The rich would pay and the poor would sell.
— That's why paid blood donations are a problematic issue. The important thing is that, for now, artificial blood has not been manufactured.
We have become accustomed to transfusions as something simple and old-fashioned.
— The first blood transfusion was performed in 1492 on Pope Innocent VIII and was a complete disaster. He died. And when they started performing blood transfusions from person to person, blood types were unknown, so it was pure chance. Blood types weren't identified until the 20th century.
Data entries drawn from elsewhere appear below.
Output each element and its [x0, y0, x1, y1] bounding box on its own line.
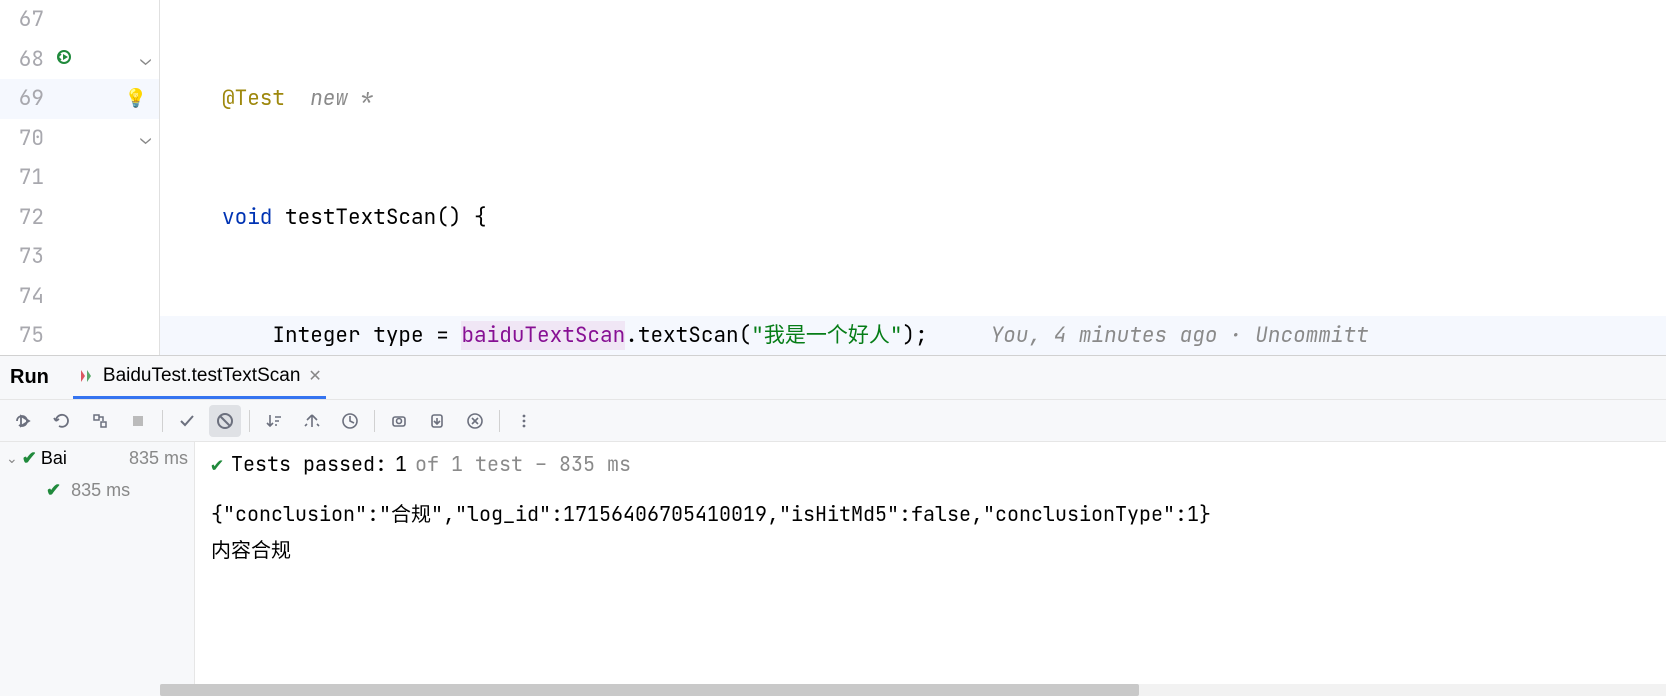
gutter-row: 70 ⌄: [0, 119, 159, 159]
gutter-row: 73: [0, 237, 159, 277]
toggle-auto-test-button[interactable]: [84, 405, 116, 437]
code-content[interactable]: @Test new * void testTextScan() { Intege…: [160, 0, 1666, 355]
scrollbar-thumb[interactable]: [160, 684, 1139, 696]
tests-passed-prefix: Tests passed:: [231, 446, 387, 482]
check-icon: ✔: [211, 446, 223, 482]
tests-passed-summary: ✔ Tests passed: 1 of 1 test – 835 ms: [211, 446, 1650, 482]
code-editor[interactable]: 67 68 ⌄ 69 💡 70 ⌄ 71 72: [0, 0, 1666, 355]
export-tests-button[interactable]: [421, 405, 453, 437]
gutter-row: 72: [0, 198, 159, 238]
fold-icon[interactable]: ⌄: [140, 48, 151, 71]
results-row: ⌄ ✔ Bai 835 ms ✔ 835 ms ✔ Tests passed: …: [0, 442, 1666, 696]
run-config-icon: [77, 367, 95, 385]
chevron-down-icon[interactable]: ⌄: [6, 450, 18, 467]
vcs-modifier-hint: new *: [310, 85, 373, 112]
annotation: @Test: [222, 85, 285, 112]
gutter-row: 74: [0, 277, 159, 317]
run-tab-label: BaiduTest.testTextScan: [103, 365, 301, 387]
show-ignored-button[interactable]: [209, 405, 241, 437]
test-tree-root[interactable]: ⌄ ✔ Bai 835 ms: [0, 442, 194, 474]
rerun-button[interactable]: [8, 405, 40, 437]
console-line: {"conclusion":"合规","log_id":171564067054…: [211, 496, 1650, 532]
gutter-row: 69 💡: [0, 79, 159, 119]
console-line: 内容合规: [211, 532, 1650, 568]
line-number: 74: [0, 283, 50, 310]
run-tool-window: Run BaiduTest.testTextScan ✕: [0, 355, 1666, 696]
gutter-row: 71: [0, 158, 159, 198]
collapse-all-button[interactable]: [334, 405, 366, 437]
lightbulb-icon[interactable]: 💡: [125, 87, 147, 110]
console-output[interactable]: ✔ Tests passed: 1 of 1 test – 835 ms {"c…: [195, 442, 1666, 696]
toolbar-separator: [162, 410, 163, 432]
gutter-row: 68 ⌄: [0, 40, 159, 80]
line-number: 72: [0, 204, 50, 231]
line-number: 71: [0, 164, 50, 191]
rerun-failed-button[interactable]: [46, 405, 78, 437]
run-tab-active[interactable]: BaiduTest.testTextScan ✕: [73, 356, 326, 399]
gutter-row: 67: [0, 0, 159, 40]
line-number: 67: [0, 6, 50, 33]
test-tree[interactable]: ⌄ ✔ Bai 835 ms ✔ 835 ms: [0, 442, 195, 696]
line-number: 75: [0, 322, 50, 349]
fold-icon[interactable]: ⌄: [140, 127, 151, 150]
code-line[interactable]: @Test new *: [160, 79, 1666, 119]
run-tabs: Run BaiduTest.testTextScan ✕: [0, 356, 1666, 400]
check-icon: ✔: [46, 480, 61, 501]
horizontal-scrollbar[interactable]: [160, 684, 1666, 696]
test-history-button[interactable]: [459, 405, 491, 437]
code-line[interactable]: Integer type = baiduTextScan.textScan("我…: [160, 316, 1666, 355]
run-test-icon[interactable]: [56, 49, 76, 69]
check-icon: ✔: [22, 448, 37, 469]
tests-passed-suffix: of 1 test – 835 ms: [415, 446, 631, 482]
stop-button[interactable]: [122, 405, 154, 437]
line-number: 69: [0, 85, 50, 112]
gutter-row: 75: [0, 316, 159, 356]
more-icon[interactable]: [508, 405, 540, 437]
tree-item-time: 835 ms: [71, 480, 130, 501]
toolbar-separator: [374, 410, 375, 432]
toolbar-separator: [499, 410, 500, 432]
run-panel-title: Run: [10, 366, 49, 389]
code-line[interactable]: void testTextScan() {: [160, 198, 1666, 238]
line-number: 70: [0, 125, 50, 152]
run-toolbar: [0, 400, 1666, 442]
tree-root-label: Bai: [41, 448, 67, 469]
tree-root-time: 835 ms: [129, 448, 188, 469]
show-passed-button[interactable]: [171, 405, 203, 437]
tests-passed-count: 1: [395, 446, 407, 482]
gutter: 67 68 ⌄ 69 💡 70 ⌄ 71 72: [0, 0, 160, 355]
expand-all-button[interactable]: [296, 405, 328, 437]
line-number: 68: [0, 46, 50, 73]
sort-button[interactable]: [258, 405, 290, 437]
vcs-blame-hint: You, 4 minutes ago · Uncommitt: [991, 322, 1369, 349]
toolbar-separator: [249, 410, 250, 432]
line-number: 73: [0, 243, 50, 270]
test-tree-item[interactable]: ✔ 835 ms: [0, 474, 194, 506]
close-icon[interactable]: ✕: [308, 366, 321, 386]
import-tests-button[interactable]: [383, 405, 415, 437]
And the war served to advance.
— The current system of blood bank organization is thanks to Dr. Frederic Duran i Jordà and the work he did organizing everything during the Spanish Civil War, especially in Catalonia. He established mobile units, refrigerated trucks… in short, he created the method for preserving blood and performing transfusions.
He also used it for World War II.
— An English doctor, who had taken notice of this system, helped him recover after the war, took him to England, and he assisted there with the blood transfusion system during World War II. There are many beautiful stories of doctors connected to blood.
Who are you thinking about?
— The Argentine physician Luis Agote was the first to discover that blood containing a certain amount of sodium nitrate did not clot. And that's why we can store it today. He decided not to patent it because he wanted his discovery to save as many lives as possible.
Why the blood?
— I had a hemorrhage that wouldn't stop, and the doctors couldn't find the cause. It coincided with my father's scheduled heart surgery, and I began to wonder about blood. I had recently read a book about breasts, but from different perspectives: the medical side, but also literature, art, history… and I thought there wasn't a book like that about blood. So I set out to write it.